The House budget must now be reconciled with a Senate budget bill that contains "only" $35 billion in cuts. The conferencing process means there's still time to lobby congresspeople: No stealing from the poor and giving to the rich! --G.P.
As Congress breaks for two weeks, negotiations between the House and Senate over an extension to the PATRIOT Act have reached an impasse. The PATRIOT Act expires on Dec. 31, and has to be passed all over again if not extended before that date. The House wants to extend it by 10 years, the Senate by 4, and there are other differences as well.
The impasse means there's still time--at least a couple of weeks--to lobby congresspeople to not extend the PATRIOT ACT at all! Legislators need to hear from us on this one; the more they hear, the more likely it is that, even if they extend it, it won't be with some of the more odious provisions in the 2001 bill. --G.P.
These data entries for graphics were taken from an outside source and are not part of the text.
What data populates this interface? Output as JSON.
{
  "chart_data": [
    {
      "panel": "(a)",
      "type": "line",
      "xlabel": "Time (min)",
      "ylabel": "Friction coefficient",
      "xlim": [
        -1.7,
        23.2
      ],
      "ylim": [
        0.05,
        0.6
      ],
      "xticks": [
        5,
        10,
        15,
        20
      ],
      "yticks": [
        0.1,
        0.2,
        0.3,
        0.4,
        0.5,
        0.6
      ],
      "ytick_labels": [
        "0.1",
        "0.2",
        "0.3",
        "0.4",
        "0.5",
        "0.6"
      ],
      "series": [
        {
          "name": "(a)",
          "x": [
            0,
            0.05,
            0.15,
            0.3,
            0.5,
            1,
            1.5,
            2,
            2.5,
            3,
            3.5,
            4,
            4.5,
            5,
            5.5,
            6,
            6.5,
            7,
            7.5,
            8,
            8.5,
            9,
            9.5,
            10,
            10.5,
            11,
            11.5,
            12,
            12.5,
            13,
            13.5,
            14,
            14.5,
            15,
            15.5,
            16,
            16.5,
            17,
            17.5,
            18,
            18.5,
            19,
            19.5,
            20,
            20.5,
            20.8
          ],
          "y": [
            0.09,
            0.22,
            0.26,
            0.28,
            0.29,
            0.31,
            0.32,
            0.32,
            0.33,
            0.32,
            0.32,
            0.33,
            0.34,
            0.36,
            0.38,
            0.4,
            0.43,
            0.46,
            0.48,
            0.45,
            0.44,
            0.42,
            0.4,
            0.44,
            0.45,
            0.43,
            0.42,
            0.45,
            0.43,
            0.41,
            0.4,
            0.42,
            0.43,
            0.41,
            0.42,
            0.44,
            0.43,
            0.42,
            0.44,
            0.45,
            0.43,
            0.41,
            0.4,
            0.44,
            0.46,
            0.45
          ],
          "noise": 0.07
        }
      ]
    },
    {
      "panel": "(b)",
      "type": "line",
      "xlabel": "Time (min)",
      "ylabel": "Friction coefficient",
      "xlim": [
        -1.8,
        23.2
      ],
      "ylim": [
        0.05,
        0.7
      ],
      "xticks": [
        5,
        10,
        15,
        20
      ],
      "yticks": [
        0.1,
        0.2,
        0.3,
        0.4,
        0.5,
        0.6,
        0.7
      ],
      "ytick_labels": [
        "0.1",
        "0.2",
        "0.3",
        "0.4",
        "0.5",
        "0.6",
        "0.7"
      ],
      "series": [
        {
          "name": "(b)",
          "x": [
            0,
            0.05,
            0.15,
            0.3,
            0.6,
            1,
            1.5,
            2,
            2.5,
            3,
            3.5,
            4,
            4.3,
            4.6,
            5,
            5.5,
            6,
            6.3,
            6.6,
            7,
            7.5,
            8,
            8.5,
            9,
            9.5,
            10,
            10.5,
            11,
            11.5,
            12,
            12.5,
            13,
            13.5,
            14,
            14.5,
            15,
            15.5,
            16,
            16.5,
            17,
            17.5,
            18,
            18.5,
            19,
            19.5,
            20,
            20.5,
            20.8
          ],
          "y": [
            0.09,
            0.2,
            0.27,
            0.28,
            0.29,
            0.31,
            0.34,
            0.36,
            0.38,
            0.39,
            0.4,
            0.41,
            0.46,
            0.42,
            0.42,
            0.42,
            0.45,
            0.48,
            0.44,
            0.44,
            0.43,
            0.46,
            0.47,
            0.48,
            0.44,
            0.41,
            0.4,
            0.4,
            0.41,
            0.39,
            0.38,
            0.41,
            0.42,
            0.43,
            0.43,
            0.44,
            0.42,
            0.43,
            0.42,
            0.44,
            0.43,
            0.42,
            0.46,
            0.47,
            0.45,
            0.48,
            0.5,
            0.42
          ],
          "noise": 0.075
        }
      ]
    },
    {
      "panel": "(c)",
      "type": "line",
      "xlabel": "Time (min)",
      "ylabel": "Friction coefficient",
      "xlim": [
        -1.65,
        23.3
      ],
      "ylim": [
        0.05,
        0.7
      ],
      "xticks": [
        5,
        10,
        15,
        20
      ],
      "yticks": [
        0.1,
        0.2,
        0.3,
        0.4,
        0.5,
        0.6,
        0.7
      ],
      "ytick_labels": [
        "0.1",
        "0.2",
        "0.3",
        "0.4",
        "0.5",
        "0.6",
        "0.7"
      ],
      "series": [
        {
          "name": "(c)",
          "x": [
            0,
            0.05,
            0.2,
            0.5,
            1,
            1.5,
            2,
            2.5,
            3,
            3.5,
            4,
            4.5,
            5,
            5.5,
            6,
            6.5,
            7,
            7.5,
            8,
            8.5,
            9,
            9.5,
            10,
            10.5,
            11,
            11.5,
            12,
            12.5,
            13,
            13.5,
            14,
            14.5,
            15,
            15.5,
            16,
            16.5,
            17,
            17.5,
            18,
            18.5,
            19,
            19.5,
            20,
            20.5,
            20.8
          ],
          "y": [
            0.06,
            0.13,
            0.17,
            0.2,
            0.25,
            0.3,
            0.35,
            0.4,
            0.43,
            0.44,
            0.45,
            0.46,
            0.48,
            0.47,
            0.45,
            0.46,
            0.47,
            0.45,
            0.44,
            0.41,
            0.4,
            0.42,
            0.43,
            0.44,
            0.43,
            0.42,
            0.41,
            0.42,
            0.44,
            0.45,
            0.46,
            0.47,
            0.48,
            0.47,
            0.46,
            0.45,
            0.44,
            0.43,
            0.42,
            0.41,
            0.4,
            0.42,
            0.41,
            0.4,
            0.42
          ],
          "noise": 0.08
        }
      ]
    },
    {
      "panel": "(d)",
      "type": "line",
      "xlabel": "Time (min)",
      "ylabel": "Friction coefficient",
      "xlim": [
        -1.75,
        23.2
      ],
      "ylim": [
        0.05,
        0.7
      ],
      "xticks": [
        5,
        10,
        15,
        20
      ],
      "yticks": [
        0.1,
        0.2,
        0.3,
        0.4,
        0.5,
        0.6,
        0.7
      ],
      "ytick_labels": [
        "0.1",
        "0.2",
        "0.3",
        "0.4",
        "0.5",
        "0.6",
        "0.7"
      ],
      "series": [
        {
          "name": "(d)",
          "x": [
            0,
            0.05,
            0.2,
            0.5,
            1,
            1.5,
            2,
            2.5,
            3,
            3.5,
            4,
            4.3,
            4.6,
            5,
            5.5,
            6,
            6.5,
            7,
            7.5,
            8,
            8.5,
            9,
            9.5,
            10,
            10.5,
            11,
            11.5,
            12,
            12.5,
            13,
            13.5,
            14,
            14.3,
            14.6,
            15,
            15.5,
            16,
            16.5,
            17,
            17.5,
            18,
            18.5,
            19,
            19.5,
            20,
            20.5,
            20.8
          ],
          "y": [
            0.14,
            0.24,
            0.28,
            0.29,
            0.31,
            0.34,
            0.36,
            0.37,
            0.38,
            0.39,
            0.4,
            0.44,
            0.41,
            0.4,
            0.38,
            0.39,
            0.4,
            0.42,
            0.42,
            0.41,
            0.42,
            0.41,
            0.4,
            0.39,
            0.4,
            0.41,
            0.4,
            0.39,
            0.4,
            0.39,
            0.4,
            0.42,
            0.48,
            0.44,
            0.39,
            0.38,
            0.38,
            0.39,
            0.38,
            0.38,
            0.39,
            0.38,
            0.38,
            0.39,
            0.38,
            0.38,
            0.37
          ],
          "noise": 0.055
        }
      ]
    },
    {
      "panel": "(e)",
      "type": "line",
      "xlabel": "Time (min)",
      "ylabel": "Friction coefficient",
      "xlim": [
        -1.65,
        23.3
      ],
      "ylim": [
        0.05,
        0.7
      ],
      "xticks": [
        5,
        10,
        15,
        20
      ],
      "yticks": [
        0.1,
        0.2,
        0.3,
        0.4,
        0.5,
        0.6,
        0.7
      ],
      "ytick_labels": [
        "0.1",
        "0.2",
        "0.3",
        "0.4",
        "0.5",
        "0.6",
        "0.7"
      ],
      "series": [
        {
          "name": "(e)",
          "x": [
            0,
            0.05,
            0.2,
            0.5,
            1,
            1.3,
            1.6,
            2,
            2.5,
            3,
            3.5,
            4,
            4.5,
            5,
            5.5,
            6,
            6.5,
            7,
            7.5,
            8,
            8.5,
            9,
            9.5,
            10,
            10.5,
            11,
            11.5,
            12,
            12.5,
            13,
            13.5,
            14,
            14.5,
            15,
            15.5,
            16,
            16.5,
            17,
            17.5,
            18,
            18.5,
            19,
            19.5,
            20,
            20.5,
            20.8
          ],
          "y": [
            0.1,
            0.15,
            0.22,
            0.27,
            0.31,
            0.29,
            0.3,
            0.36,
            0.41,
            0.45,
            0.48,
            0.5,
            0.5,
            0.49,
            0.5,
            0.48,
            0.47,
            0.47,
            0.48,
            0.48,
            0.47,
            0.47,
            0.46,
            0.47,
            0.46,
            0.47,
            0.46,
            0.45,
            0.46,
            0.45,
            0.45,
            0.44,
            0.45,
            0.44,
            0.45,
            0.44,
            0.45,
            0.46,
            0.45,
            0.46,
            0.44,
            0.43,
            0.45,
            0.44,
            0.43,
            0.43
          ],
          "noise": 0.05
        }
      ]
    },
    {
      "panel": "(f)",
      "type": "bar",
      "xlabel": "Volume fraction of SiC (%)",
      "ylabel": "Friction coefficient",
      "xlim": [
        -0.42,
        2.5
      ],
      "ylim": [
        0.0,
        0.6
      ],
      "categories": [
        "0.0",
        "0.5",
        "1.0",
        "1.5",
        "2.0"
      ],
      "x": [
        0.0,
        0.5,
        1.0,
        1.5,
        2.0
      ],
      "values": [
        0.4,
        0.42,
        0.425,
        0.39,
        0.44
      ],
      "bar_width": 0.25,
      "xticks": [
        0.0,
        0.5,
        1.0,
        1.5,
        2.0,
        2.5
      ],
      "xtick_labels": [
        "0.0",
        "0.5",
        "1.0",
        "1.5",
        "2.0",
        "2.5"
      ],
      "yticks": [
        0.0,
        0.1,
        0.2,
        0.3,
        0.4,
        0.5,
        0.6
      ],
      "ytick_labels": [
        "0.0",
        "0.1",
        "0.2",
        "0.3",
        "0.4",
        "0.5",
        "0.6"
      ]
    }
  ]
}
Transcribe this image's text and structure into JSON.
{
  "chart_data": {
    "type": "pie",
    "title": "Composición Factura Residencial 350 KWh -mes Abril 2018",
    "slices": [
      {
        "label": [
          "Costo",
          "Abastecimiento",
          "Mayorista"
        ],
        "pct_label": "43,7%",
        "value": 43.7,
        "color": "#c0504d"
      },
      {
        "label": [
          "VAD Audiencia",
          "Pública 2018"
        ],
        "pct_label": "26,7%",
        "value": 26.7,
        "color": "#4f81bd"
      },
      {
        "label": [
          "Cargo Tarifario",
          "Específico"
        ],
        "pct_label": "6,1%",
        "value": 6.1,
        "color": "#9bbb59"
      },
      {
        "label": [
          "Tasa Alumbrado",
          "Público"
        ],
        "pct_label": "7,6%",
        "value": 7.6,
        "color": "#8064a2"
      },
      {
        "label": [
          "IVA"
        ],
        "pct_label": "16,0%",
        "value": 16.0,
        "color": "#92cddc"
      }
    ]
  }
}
Supreme Court nominee Samuel Alito has had a really disingenuous reply to the revelation of his uber-conservative leanings revealed in a 1985 job application to the Reagan White House. (Among many other things, he stated that the Constitution does not support a woman's right to reproductive freedom.)
His defense is that his personal political beliefs are trumped by his deep reverence for well-established precedent, which he would never vote to overturn. But this simply isn't true. He has repeatedly filed opinions and dissents against established precedent while on the federal bench. And this is exactly the defense used 15 years ago by Clarence Thomas when senators challenged his reactionary legal views. Thomas, of course, started voting to overturn precedent his first week on the bench, and he's been at it ever since.
The problem is that there is now a critical mass of these yahoos in the Supreme Court, and another one would tip the balance and give a 5-4 majority to the rollback of reproductive freedoms, civil rights, civil liberties, and all other manner of issues that come before the court. Alito sides with corporations, the government, and the powerful, and against the powerless--always. I've been really disappointed that there hasn't been more of a groundswell against his nomination. As I wrote last issue, it's the most important and far-reaching issue now facing progressives. We have less than two months to stop him. --G.P.
A couple of Iraq developments that didn't get much play last week. South Korean officials, sticking it to the Americans, waited until George Bush was in their country for AOEC to announce that they are withdrawing all but 1,000 of their 3,200 soldiers from Iraq. Poland is ending its commitment at year's end, and the "Coalition of the Willing" is getting smaller and smaller. --G.P.
Meanwhile, U.N. High Commissioner for Human Rights Louise Arbour called last week for an independent international investigation into allegations of torture by Iraqi government officials. The call came after 173 Iraqis, many emaciated and showing signs of torture, were discovered in the Interior Ministry.
Hey, well, they learned from the best. --G.P.